I just ran across a fun exchange in my personal life that reminded me of the best of the Stern approach.

One of my best friends is engaged to a black woman. (He's a white guy.)

We were organizing a Belmont pool, betting on the race, and his girlfriend wanted in it. We had three horses apiece for three guys, so the math didn't work out. She was all bent out of shape.

"Why can't I be in?" I heard her begging in the background of the phone call. "Is it because I'm a woman?"

"No," he replied. "It's because you're black. This pool is whites only."

If we could all make these kinds of jokes with one another, the world would be a better place.

6.04.2004

FOUR MORE YEARS: As much as I go on about Bush 43 here, if Slick Willie were to run again I'd vote for him in a second. I got so tickled reading this quick news piece about the kickoff of his MY LIFE book tour, I was grinning ear to ear. Here's a favorite quote from the article:


"A lot of presidential memoirs, they say, are dull and self-serving," the two-term president told a booksellers convention. "I hope mine is interesting and self-serving."

This guy may be far from perfect, and he may have told a few fibs in his day, but at bottom I think I admire him for his honesty.

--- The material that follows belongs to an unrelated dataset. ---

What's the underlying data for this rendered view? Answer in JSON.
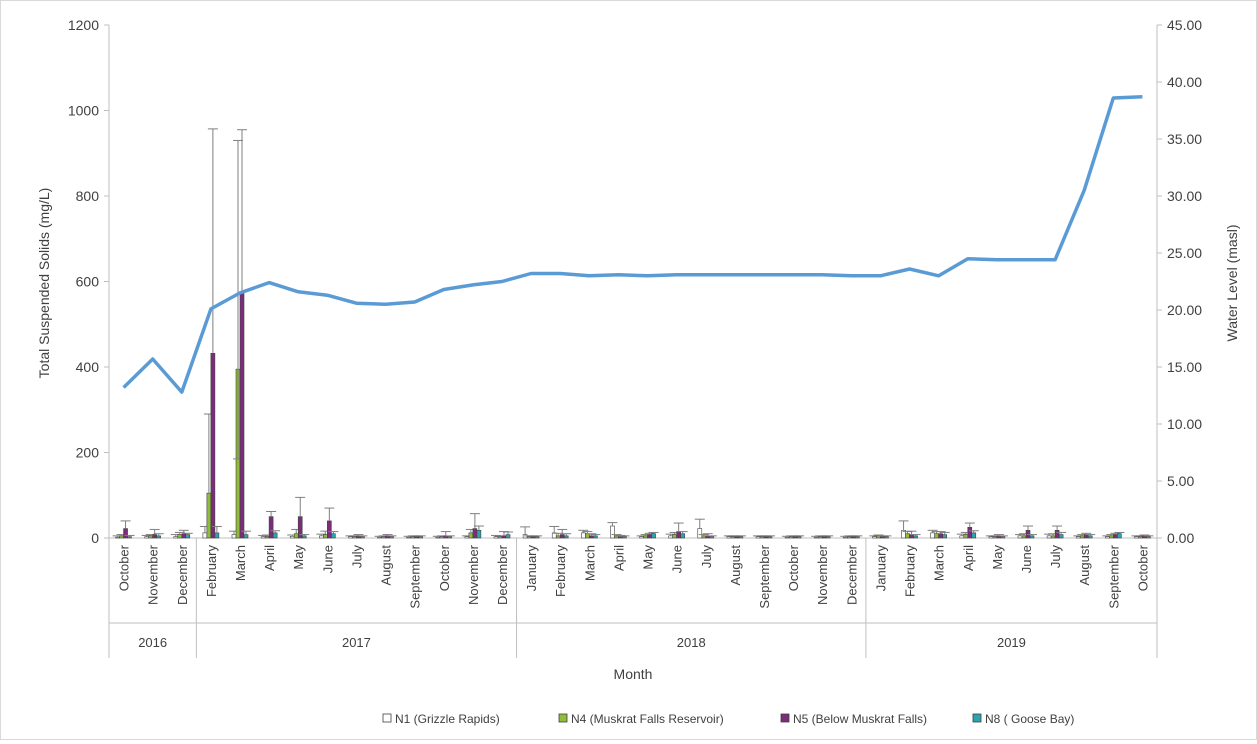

Go figure.

6.03.2004

GABBA GABBA GOP: Turns out there's at least one cool Republican.

6.01.2004

ACCIDENTAL POETRY: My friend Trisha sent me a picture of her son Robbie. He looks very cute, as I told her in my reply. Her response struck me as an (inadvertent) great poem, and so I've formatted it appropriately:

ALWAYS MORE LOVE
He said Mommy yesterday.
I could not love him more.
Ooops, I do.
I do again.

THE ZENMASTER DOES BAGHDAD: My pal Rob looks at the picture (below) of new Iraqi president Ghazi Mashal Ajil al-Yawer standing in front of a portrait of the slain chairman of the Iraqi Governing Council, Izzadine Saleem, and comes up with the quip of the week:

"Why is there a huge picture of Phil Jackson in the background? I hope they vote for him. He really knows how to build a dynasty."


STERN SOFTENING? As I've mentioned, I have terrible mixed emotions about Howard Stern. On the one hand, he's sometimes so breathtakingly funny that I find myself tuning in and hoping for one of those moments. On the other hand, he can be be so heartless and cruel that I feel dirty and wrong for listening.

Some of my favorite things about Howard are that he spotlights the hyocrisy and/or self-importance of celebrities, that he's willing to say something sucks if it sucks, and that he seems to speak his own mind no matter what the consequences. But some of his recent choices suggest this devil-may-care attitude, his me-against-the-system veneer may be on the fade. Today, he ass-kissed the reunited Wilson Phillips on the air. And a few weeks ago he gave the same treatment to Alanis Morrisette. What's next, a tribute to Phil Collins?